Geophysical Research Letters, 43 (March 2016), DOI: 10.1002/2016GL067720

The implication of nonradiative energy fluxes dominating Greenland ice sheet exceptional ablation area surface melt in 2012

Robert Fausto, Dirk van As, Jason E. Box and Ruth Mottram


During two exceptionally large, July 2012, multi-day, Greenland ice sheet, melt episodes, non-radiative energy fluxes (sensible, latent, rain, and subsurface collectively) dominated the ablation area surface energy budget of the southern and western ice sheet. On average, the non-radiative energy fluxes contributed up to 76% of daily melt energy at nine automatic weather station sites in Greenland. Comprising 6% of the ablation period, these powerful melt episodes resulted in 12–15% of the south and west Greenland automatic weather station annual ablation totals. Analysis of high resolution (~5 km) HIRHAM5 regional climate model output indicates widespread dominance of non-radiative energy fluxes across the western ablation area during these episodes. Yet HIRHAM5 still underestimates melt by up to 56% during these episodes due to a systematic underestimation of turbulent energy fluxes typical of regional climate models.
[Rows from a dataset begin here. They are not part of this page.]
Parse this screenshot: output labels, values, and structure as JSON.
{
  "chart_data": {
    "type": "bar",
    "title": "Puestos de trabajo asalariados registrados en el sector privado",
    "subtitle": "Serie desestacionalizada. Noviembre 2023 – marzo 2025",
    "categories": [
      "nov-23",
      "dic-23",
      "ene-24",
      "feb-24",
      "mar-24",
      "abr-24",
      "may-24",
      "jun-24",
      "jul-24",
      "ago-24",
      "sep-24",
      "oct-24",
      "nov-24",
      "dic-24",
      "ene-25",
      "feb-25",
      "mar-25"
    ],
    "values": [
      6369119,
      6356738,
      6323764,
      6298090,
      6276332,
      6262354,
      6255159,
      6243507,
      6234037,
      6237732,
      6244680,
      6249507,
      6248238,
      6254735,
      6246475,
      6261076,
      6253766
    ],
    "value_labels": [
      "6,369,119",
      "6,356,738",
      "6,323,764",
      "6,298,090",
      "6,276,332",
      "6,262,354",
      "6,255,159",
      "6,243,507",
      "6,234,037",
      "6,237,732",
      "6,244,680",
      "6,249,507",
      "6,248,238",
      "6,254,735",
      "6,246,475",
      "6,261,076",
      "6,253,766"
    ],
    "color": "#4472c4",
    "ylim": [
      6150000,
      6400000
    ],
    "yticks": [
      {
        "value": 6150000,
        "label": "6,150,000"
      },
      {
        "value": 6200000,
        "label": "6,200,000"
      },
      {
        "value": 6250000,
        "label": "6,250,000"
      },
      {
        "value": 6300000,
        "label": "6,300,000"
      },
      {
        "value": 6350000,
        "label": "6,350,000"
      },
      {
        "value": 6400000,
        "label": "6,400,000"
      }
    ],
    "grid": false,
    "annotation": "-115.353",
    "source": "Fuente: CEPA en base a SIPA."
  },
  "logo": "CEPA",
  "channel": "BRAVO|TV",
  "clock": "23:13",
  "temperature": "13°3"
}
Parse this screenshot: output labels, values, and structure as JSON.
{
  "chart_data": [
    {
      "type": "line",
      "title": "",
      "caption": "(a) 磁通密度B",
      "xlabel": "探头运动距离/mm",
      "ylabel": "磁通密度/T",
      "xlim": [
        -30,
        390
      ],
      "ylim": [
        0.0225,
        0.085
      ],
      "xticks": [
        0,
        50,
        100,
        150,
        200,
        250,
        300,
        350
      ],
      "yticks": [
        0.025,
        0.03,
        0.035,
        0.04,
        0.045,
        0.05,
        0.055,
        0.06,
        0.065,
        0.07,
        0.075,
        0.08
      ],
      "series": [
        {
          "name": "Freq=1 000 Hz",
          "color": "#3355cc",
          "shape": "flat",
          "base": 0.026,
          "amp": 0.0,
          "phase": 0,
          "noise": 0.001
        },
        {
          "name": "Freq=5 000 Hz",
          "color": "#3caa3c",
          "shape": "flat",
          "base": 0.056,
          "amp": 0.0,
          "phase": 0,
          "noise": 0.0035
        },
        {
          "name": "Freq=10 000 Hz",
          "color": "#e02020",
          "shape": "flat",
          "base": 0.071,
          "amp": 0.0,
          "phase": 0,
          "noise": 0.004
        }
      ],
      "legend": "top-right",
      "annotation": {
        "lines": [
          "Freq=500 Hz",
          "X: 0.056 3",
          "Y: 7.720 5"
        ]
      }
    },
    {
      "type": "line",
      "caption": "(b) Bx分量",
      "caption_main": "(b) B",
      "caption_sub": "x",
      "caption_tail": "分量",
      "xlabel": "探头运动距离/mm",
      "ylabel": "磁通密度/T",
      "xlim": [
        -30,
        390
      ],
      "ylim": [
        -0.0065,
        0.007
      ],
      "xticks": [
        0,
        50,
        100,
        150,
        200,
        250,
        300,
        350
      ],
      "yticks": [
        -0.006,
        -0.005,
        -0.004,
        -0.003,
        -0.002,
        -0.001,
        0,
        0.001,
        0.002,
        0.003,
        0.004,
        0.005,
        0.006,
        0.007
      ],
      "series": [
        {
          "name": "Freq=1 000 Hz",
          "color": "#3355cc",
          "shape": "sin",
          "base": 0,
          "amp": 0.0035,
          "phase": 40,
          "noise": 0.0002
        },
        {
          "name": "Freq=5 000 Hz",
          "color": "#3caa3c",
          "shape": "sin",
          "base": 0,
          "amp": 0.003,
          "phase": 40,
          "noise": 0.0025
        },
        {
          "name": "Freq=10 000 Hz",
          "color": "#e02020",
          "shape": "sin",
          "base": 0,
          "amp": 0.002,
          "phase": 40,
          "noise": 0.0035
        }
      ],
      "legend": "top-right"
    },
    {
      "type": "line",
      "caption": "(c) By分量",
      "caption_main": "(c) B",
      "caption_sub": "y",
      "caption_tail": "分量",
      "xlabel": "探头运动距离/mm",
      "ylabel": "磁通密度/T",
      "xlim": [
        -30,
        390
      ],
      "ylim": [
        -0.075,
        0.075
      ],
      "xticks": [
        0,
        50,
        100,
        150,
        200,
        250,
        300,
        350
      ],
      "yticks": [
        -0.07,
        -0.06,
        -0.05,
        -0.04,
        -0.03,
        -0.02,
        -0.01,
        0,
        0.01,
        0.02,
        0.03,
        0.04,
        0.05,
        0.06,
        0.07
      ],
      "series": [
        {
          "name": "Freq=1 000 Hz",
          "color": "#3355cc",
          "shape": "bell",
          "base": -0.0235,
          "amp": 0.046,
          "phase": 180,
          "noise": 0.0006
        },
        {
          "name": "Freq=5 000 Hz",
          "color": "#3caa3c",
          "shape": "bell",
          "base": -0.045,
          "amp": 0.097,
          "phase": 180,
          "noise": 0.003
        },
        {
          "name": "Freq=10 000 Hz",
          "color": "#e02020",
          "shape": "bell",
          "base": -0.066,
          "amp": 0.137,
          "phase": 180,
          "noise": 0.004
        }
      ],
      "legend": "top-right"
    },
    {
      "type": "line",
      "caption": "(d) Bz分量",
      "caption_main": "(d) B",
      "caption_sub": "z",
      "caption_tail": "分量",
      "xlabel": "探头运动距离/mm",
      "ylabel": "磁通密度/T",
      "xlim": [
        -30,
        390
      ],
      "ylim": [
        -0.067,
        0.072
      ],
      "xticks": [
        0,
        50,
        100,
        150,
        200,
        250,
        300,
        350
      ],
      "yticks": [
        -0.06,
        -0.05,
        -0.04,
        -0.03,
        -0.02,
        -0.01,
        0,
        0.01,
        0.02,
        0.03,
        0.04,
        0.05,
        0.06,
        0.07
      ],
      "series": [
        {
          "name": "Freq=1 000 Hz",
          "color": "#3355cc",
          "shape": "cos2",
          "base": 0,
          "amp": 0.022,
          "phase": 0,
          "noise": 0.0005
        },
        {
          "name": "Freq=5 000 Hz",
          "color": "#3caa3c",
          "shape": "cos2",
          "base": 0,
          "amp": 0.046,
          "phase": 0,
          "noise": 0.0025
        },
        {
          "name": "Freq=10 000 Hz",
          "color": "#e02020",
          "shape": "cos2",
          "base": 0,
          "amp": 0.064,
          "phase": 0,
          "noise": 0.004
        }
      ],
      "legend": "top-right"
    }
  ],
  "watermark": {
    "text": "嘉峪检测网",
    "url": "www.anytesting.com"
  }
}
This has implications for underestimating future melt, when exceptional melt episodes are expected to occur more frequently.


Understanding the Greenland ice sheet surface climate response is crucial for reducing uncertainties in future predictions of both magnitude and rate of global sea level change [Dutton et al., 2015] and freshwater flux [Lenaerts et al., 2015]. The rate of Greenland ice sheet mass loss has accelerated over the past decades [Tedesco et al., 2013; Khan et al., 2015], and in recent years, the surface components of the ice sheet’s mass budget have become the dominant source of ice loss, outpacing the ice dynamic component [Enderlin et al., 2014; Andersen et al., 2015]. Partly due to two exceptional melt episodes in July 2012, new records for ice sheet surface melt area and ice mass loss were set [Tedesco et al., 2013]. Satellite observations revealed more than 98% of the ice sheet surface was melting on 12 July 2012, which was unprecedented in the 1978 to present satellite record [Nghiem et al., 2012]. This widespread melt in the accumulation area was enhanced by low-level liquid clouds [Bennartz et al., 2013] promoted by the advection of anomalously warm and moist air over Greenland [Neff et al., 2014], which decreased the firn’s ability to retain meltwater [Machguth et al., 2016]. Deposition of wildfire black carbon further promoted melt through enhanced sunlight absorption [Keegan et al., 2014]. Projections suggest that such melt episodes will become increasingly frequent in coming decades [Collins et al., 2013; McGrath et al., 2013].